RTÉ analyst Liam Sheedy. Photo by Piaras Ó Mídheach/Sportsfile
RTÉ analyst Liam Sheedy. Photo by Piaras Ó Mídheach/Sportsfile

Sheedy said that it was "an honour to be associated with it" but "all of the talk at the moment should be about the wonderful job Duffy has done.

"When they look back and see where he got it, where he has taken it, from a commercial point of view, a games point of view.

"I would say every decision he made has been for the good of the game. The biggest asset we have is the game, the players who are involved.

"Look at the fabulous stadiums we have, the redevelopment of Páirc Uí Chaoimh - look at the organisation right across the island of Ireland."

Sheedy is looking forward to the next hurling championship format being rolled out and feels it will bring certainty to club players.

"The club player has lost out over the last number of years because if there's a draw, all club fixtures are gone again.

"Bringing the championship forward to conclude in August, no more replays unless it's a provincial or All-Ireland final and having the structure that says the amount of counties that will be able to play club from the middle of June, end of June, end of July - people will be able to play their championships," he figured.

The 2010 All-Ireland-winning manager feels home advantage in the provincial round robin will be a big thing.

"When I was growing up, Tipperary regularly played in Thurles. How long is it since a young child has seen their Clare team roll out in Ennis? This is new stuff. Ultimately, it's worth a shot. There's an appetite for it. We'll have a wonderful array of games."

"The teams that have home advantage first - that's something. And the team that gets the bye in the middle (will benefit). So the permutations will be a factor."

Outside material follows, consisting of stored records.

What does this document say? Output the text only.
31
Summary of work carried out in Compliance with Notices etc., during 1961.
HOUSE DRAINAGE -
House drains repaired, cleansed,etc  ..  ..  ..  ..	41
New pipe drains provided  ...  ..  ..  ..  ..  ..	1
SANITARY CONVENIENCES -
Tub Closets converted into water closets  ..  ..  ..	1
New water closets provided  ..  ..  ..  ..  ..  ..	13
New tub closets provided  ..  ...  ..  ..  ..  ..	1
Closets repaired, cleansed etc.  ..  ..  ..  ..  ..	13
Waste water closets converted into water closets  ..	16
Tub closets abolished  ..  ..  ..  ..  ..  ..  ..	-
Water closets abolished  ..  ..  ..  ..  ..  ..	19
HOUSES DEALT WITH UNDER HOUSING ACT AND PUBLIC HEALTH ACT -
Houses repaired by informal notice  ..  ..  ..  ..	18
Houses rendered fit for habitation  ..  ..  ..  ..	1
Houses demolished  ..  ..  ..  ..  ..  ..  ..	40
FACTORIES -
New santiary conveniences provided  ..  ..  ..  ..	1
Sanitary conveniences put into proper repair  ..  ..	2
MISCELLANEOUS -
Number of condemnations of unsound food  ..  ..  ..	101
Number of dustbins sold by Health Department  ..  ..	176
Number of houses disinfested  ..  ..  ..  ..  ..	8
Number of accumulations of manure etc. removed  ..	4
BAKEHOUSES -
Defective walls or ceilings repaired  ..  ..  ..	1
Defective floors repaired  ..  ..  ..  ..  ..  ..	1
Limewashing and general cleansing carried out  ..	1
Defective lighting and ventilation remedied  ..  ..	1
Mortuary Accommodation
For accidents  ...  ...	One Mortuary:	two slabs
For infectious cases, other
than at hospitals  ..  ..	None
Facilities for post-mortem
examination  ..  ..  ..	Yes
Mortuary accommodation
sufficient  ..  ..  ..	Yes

Sheedy also paid tribute to recently-departed Tipperary kitman John 'Hotpoint' Hayes who was told earlier this month that his services were no longer required after 30 years of involvement.

Training

Sheedy worked with 'Hotpoint' as player and manager. "The job that someone like 'Hotpoint' does. It was hard to beat me to training when I was involved with Tipp - I tried to be first in. You couldn't beat 'Hotpoint'.

"Doesn't that sum up the GAA, what he has given voluntarily the last 30 years, driving around in the van. All he wanted was to be involved. He had a huge involvement with the squads, involved with all the managers who won All-Irelands. He had a huge role to play in my All-Ireland victory. He was a key cog."

Sheedy also believes Tipperary manager Michael Ryan must strengthen his squad more than his team in the months ahead.

"When it came to the business end of the championship, they probably lacked that strength in depth. When you looked at the programme you wondered who was going to be the five to come in. That's what he has to fix. We didn't really have that in 2017."

And he feels Dublin, under Pat Gilroy, are the team with the most potential improvement.

"Pat is a superb appointment. From someone who has been involved in the situation, ultimately it's about managing people. And he is excellent in that respect.

"His credibility, his pedigree for managing people in a business and sporting context is superb."